18 juillet 2022. Une infirmière m’installe dans un petit local sans charme bénéficiant malgré tout d’une belle vue sur toute la vallée et plus encore. Quelques fauteuils en skaï aux couleurs pastel sont placés en rond au centre de la pièce. Certains sont en mauvais état, on croirait qu’un jaguar agressif y a fait ses griffes. Je m’y enfonce. C’est confortable, il y a même un appuie-tête. Le lieu est impersonnel ; à quoi est-ce que je m’attendais, on est dans un hôpital.
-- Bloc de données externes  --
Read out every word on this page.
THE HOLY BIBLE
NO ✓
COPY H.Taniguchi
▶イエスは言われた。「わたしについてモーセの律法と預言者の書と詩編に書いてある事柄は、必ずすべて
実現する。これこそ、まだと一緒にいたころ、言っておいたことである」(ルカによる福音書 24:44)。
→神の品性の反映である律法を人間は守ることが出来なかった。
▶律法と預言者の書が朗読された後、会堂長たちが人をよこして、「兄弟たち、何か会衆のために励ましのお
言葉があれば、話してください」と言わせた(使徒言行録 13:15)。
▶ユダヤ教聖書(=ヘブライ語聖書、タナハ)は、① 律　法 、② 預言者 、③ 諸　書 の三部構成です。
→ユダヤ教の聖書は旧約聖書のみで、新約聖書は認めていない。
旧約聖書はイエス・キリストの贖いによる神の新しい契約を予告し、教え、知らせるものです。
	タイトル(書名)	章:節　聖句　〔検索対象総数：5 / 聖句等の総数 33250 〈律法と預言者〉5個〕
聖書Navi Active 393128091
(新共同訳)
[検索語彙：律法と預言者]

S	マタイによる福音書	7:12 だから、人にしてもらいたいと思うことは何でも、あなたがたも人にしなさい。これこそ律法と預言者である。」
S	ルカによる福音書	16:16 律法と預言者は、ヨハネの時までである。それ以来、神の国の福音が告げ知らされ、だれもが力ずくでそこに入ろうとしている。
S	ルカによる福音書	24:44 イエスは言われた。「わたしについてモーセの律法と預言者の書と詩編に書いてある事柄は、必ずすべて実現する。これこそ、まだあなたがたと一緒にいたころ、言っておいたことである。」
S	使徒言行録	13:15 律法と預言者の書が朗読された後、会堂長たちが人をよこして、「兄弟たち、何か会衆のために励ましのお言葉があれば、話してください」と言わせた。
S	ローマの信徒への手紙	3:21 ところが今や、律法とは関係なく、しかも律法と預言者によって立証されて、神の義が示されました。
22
Les autres entrent un par un, d’abord interrogés par l’infirmière, et prennent place dans la ronde. On se regarde un peu en chiens de faïence, muets, calmes, sur la défensive. Je pense au fameux roman d’Agatha Christie, les dix petits nègres. Dix personnes qui ne se connaissent à priori pas sont amenées à se côtoyer pendant un certain laps de temps dans une villa ultra moderne construite sur l’île du Nègre. Ils ne savent pas exactement ce qu’ils font là, ils ont été appâtés par un millionnaire. Sur la table de la salle à manger sont placées dix statuettes de « nègres ». La première nuit, quelqu’un meurt assassiné. L’une des statuettes est retrouvée brisée sur le sol. La seconde nuit, une deuxième personne meurt, une seconde statuette a disparu, etcetera etcetera.
Si je veux être honnête, voilà à quoi je pense quand les autres participants entrent les uns à la suite des autres dans la pièce. Je pense : « Ils étaient sept » et vont passer ensemble deux semaines très intenses qui les rendront plus que probablement copains comme cochons, ou du moins, compagnons de déroute, mais en attendant, ces individus sont encore des inconnus pour moi, et je respire mal, en sachant très bien que si je suis là c’est que pas mal de choses dans mon existence sont sacrément parties en couilles.
Sur la table, pas la moindre statuette, seulement un distributeur de gel hydroalcoolique et un pack de mouchoirs version familiale, nous rappelant bien que ça va chialer à fond dans les chaumières.